Poyraz: Okul yok. Tadilat varmış galiba.

 

Dedi. Kafamı salladım.

 

Ben: ama uykum var benim. Hadi odana.

 

Kafasını salladı ve beni öptü. Sonra da odadan çıktı. Ben de yatağa girdim. Sonra saçımdan rahatsız oldum ve tepeden sıkıca topladım. Gözüm çiçeğimde kaldı. Sabaha kadar böyle durursa kuruyabilirdi. Ben de mutfağa indim ve hizmetli abladan vazo istedim. Çok şirin bir vazo verdi bana. Ben de kimseye gözükmeden geri odama çıktım. Mutfaktan vazoya su doldurmuştum. Onun için güllerimi paketinden çıkardım ve suya ıslattım. Vazoyu da yatağımın yanındaki komodinin üzerine koydum.

 

Lambayı kapatıp gece lambasını açtım. Sonra yatağa girdim ve sadece gözlerimi kapattım. Uyumadım.

 

Yaklaşık yarım saat sonra hala uyumadım. Kapımın sessizce açıldığını duydum. Sonra sessiz olmaya özen gösterilen ama başarılı olunamayan adım sesleri duydum. Daha sonra yatağımın kenarında bir ağırlık..

 

Bu Meriç abimdi. Her gece yanımıza gelirdi zaten.

 

Sessizce homurdandığını duydum.

 

Meriç abim: Niye saçını bu kadar sıkı topluyorsan? Canın acır.

 

Dedi ve yavaşça canımı acıtmadan tokayi kafamdan çıkardı ve saç diplerime masaj yapmaya başladı.

 

Ama ben seni çok seviyorum koca adam.

 

Sonra boğazını temizledi. Ve konuşmaya başladı.

 

Meriç abim: Özür dilerim. Üzerinde bu kadar baskı olduğunu anlamamıştım. Söz veriyorum daha dikkatli olacağım meleğim.

 

Dedi. Abimin bana meleğim demesini çok seviyorum. O kadar içten, şefkat ile söylüyor ki yumuşacık oluyor içim.

 

Daha sonra alnımda bir baskı hissettim.

 

Benden uzaklaşan adım sesleri ve kapının kapatılması.

 

Canım abim.

 

Ben de uykuya daldım.

 

Sabah saçımda gezinen el ile gözlerimi açtım.
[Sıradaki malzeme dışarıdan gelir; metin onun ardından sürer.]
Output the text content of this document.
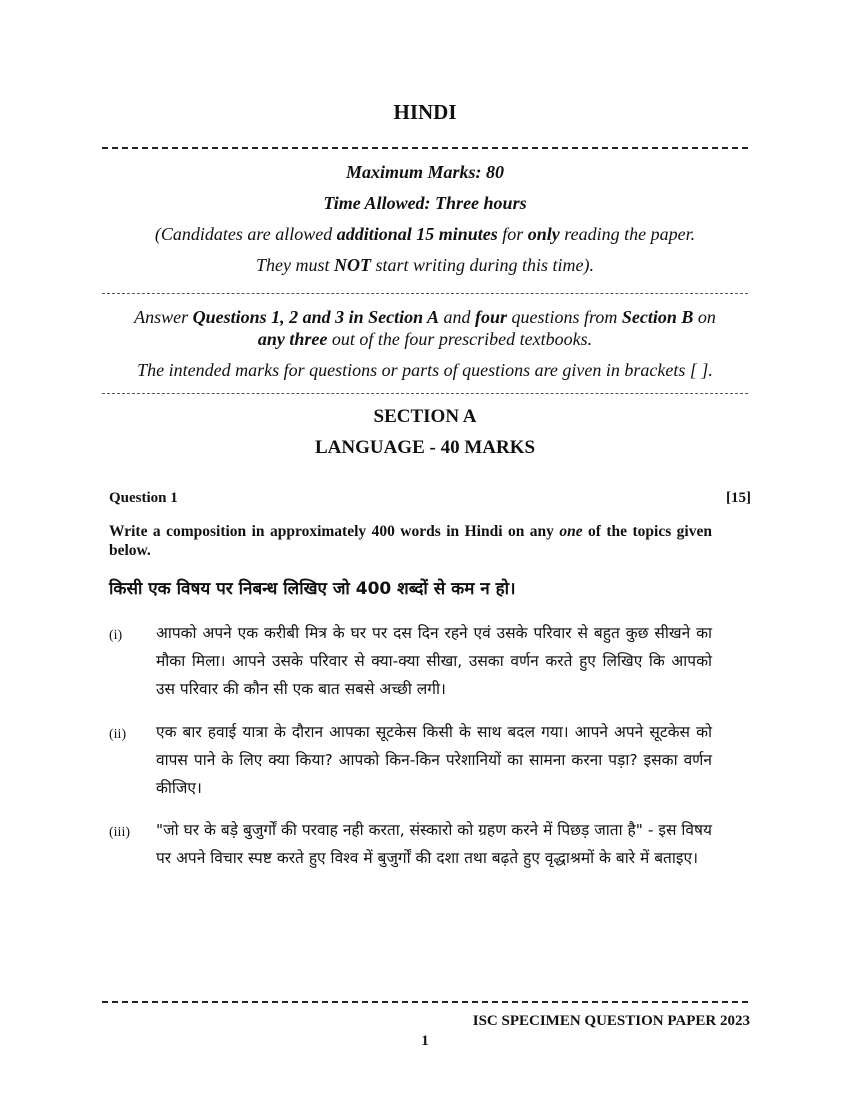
HINDI
Maximum Marks: 80
Time Allowed: Three hours
(Candidates are allowed additional 15 minutes for only reading the paper.
They must NOT start writing during this time).
Answer Questions 1, 2 and 3 in Section A and four questions from Section B on
any three out of the four prescribed textbooks.
The intended marks for questions or parts of questions are given in brackets [ ].
SECTION A
LANGUAGE - 40 MARKS
Question 1	[15]
Write a composition in approximately 400 words in Hindi on any one of the topics given below.
किसी एक विषय पर निबन्ध लिखिए जो 400 शब्दों से कम न हो।
(i) आपको अपने एक करीबी मित्र के घर पर दस दिन रहने एवं उसके परिवार से बहुत कुछ सीखने का मौका मिला। आपने उसके परिवार से क्या-क्या सीखा, उसका वर्णन करते हुए लिखिए कि आपको उस परिवार की कौन सी एक बात सबसे अच्छी लगी।
(ii) एक बार हवाई यात्रा के दौरान आपका सूटकेस किसी के साथ बदल गया। आपने अपने सूटकेस को वापस पाने के लिए क्या किया? आपको किन-किन परेशानियों का सामना करना पड़ा? इसका वर्णन कीजिए।
(iii) "जो घर के बड़े बुजुर्गों की परवाह नही करता, संस्कारो को ग्रहण करने में पिछड़ जाता है" - इस विषय पर अपने विचार स्पष्ट करते हुए विश्व में बुजुर्गों की दशा तथा बढ़ते हुए वृद्धाश्रमों के बारे में बताइए।
ISC SPECIMEN QUESTION PAPER 2023
1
Yanımda Ayaz abim vardı. Benim uyandığımı görünce gülümsedi.

 

Ayaz abim: Günaydın cimcime.

Ben: Günaydın abi.

Göz kırptı ve yanı başımda olan çiçekleri gösterdi

Ayaz abim: Hayırdır?

Azıcık oyundan zarar gelmez galiba.

Çiçeğe baktım. Gülümsedim.

Ben: Ha o mu? Hayatımda çok önemli yeri olan birisinden aldım. Çok güzel değiller mi? Abi baksana şunlara.
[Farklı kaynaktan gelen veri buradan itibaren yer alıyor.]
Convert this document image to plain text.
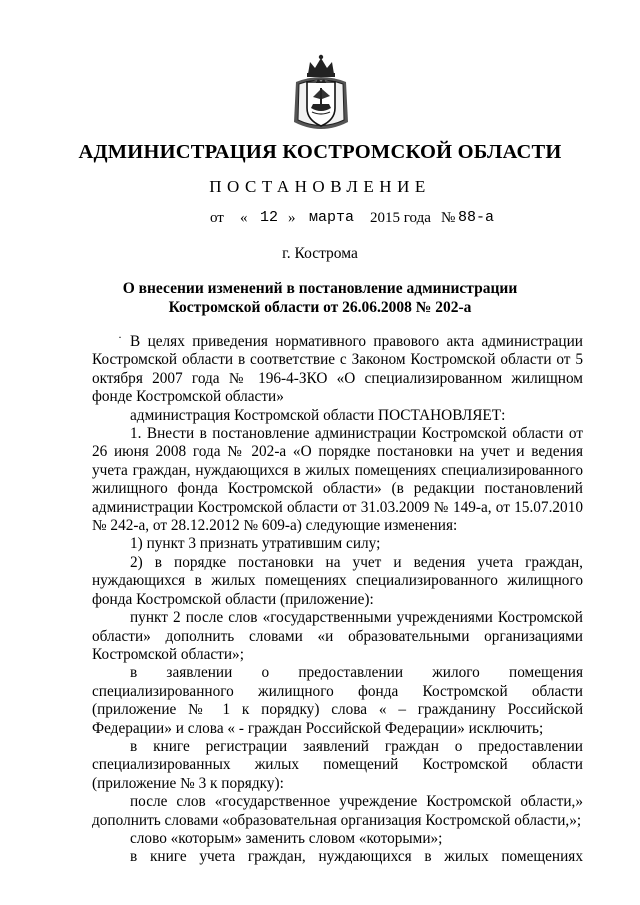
АДМИНИСТРАЦИЯ КОСТРОМСКОЙ ОБЛАСТИ
ПОСТАНОВЛЕНИЕ
от « 12 » марта 2015 года № 88-а
г. Кострома
О внесении изменений в постановление администрации
Костромской области от 26.06.2008 № 202-а
· В целях приведения нормативного правового акта администрации Костромской области в соответствие с Законом Костромской области от 5 октября 2007 года № 196-4-ЗКО «О специализированном жилищном фонде Костромской области»

администрация Костромской области ПОСТАНОВЛЯЕТ:

1. Внести в постановление администрации Костромской области от 26 июня 2008 года № 202-а «О порядке постановки на учет и ведения учета граждан, нуждающихся в жилых помещениях специализированного жилищного фонда Костромской области» (в редакции постановлений администрации Костромской области от 31.03.2009 № 149-а, от 15.07.2010 № 242-а, от 28.12.2012 № 609-а) следующие изменения:

1) пункт 3 признать утратившим силу;

2) в порядке постановки на учет и ведения учета граждан, нуждающихся в жилых помещениях специализированного жилищного фонда Костромской области (приложение):

пункт 2 после слов «государственными учреждениями Костромской области» дополнить словами «и образовательными организациями Костромской области»;

в заявлении о предоставлении жилого помещения специализированного жилищного фонда Костромской области (приложение № 1 к порядку) слова « – гражданину Российской Федерации» и слова « - граждан Российской Федерации» исключить;

в книге регистрации заявлений граждан о предоставлении специализированных жилых помещений Костромской области (приложение № 3 к порядку):

после слов «государственное учреждение Костромской области,» дополнить словами «образовательная организация Костромской области,»;

слово «которым» заменить словом «которыми»;

в книге учета граждан, нуждающихся в жилых помещениях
Dedim. Abim ise ilk önce kaşlarını çattı sonra benim halimi görüp gülümsedi.

Ayaz abim: Evet çok güzelmiş de kim aldı? Kimmiş hayatında çok önemli yeri olan kişi?

 

Diye şüpheyle soru sordu. Ben de gülümsedim.

Ben: Okuldan arkadaşım Poyraz

Dedim. Ama yalan değil. Aynı okuldayız. Abimin anında kaşları çatıldı. Bu haline gülmemek için kendimi zor tuttum.

Çiçekleri geri yerine koydum. Ve abime baktım.

Ben: Abicim seni dışarı alayım. Ben de hazırlanayım. Bugün beraber gezeceğiz çünkü.

Dedim. Abim ilk önce yüzüme baktı. Sonra kaşlarını çattı.

Ayaz abim: Seni abime söyliyim de gör.

Dedi ve kafasını sallayarak gitti. Odadan çıkar çıkmaz bastım kahkahayı. Bazen düşünme yetilerini kaybettiklerini düşünüyorum.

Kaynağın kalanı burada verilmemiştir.